The connection between climate and health is another great opportunity. Linking climate change action to reduced cardiovascular and respiratory illness and a more secure food supply are middle-of-the-aisle issues that can build coalitions from Montana to Manhattan and help reduce escalating healthcare budgets.
To succeed on these fronts, we must also compassionately manage the social impacts of a transition away from gas-fired and coal-fired power. What happens to this generation of workers and their families will have political, social and economic consequences for decades. Greater investment in retraining and advising those who will lose their jobs will pay enormous and long-lasting dividends.
In 2050, when we look back in time, I want the Nicholas School and Duke to have played decisive roles in achieving these goals and helping us finally turn the corner on climate change.

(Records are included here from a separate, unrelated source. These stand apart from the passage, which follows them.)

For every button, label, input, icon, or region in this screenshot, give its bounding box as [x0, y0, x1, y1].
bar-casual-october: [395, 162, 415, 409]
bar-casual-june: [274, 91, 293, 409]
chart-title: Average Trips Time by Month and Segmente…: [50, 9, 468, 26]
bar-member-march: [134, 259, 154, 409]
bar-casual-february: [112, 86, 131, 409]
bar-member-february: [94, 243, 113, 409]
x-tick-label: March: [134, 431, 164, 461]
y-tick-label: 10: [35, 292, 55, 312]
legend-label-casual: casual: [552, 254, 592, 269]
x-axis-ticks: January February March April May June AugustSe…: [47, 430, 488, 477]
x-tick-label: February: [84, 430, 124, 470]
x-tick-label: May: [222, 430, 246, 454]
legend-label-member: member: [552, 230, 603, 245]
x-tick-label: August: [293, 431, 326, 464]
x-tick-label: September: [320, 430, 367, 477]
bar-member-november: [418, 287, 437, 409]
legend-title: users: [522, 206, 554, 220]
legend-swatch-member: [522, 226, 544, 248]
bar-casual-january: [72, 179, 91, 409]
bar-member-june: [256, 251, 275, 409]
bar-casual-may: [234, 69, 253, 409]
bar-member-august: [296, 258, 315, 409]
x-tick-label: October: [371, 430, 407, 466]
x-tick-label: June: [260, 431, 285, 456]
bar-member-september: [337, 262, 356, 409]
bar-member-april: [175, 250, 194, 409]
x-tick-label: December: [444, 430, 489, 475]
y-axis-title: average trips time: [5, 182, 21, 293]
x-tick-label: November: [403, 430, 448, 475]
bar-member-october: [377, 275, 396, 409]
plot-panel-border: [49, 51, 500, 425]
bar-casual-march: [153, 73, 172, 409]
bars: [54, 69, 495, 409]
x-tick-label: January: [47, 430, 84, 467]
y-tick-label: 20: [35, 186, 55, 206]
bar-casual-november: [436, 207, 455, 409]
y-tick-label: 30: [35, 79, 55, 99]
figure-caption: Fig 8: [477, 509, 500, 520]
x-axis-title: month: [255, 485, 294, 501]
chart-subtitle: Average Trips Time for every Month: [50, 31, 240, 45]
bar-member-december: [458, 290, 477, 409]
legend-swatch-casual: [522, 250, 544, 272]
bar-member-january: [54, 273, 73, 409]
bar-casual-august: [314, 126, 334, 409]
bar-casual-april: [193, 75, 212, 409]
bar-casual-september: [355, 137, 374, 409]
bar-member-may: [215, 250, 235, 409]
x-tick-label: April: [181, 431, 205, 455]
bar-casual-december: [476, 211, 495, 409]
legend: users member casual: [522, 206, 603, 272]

I want to see the names of our faculty and graduates populating the headlines as leaders who have developed trailblazing science, innovated new directions in government policy and regulation, changed industry practice and direction, and pioneered as thought and action influencers in the nonprofit realm.
Turning these hopes of a global climate compact into reality won’t be easy, but if we all engage as educators, researchers, consumers and citizens, we can get it done. This is the season of opportunity. Let’s get to work.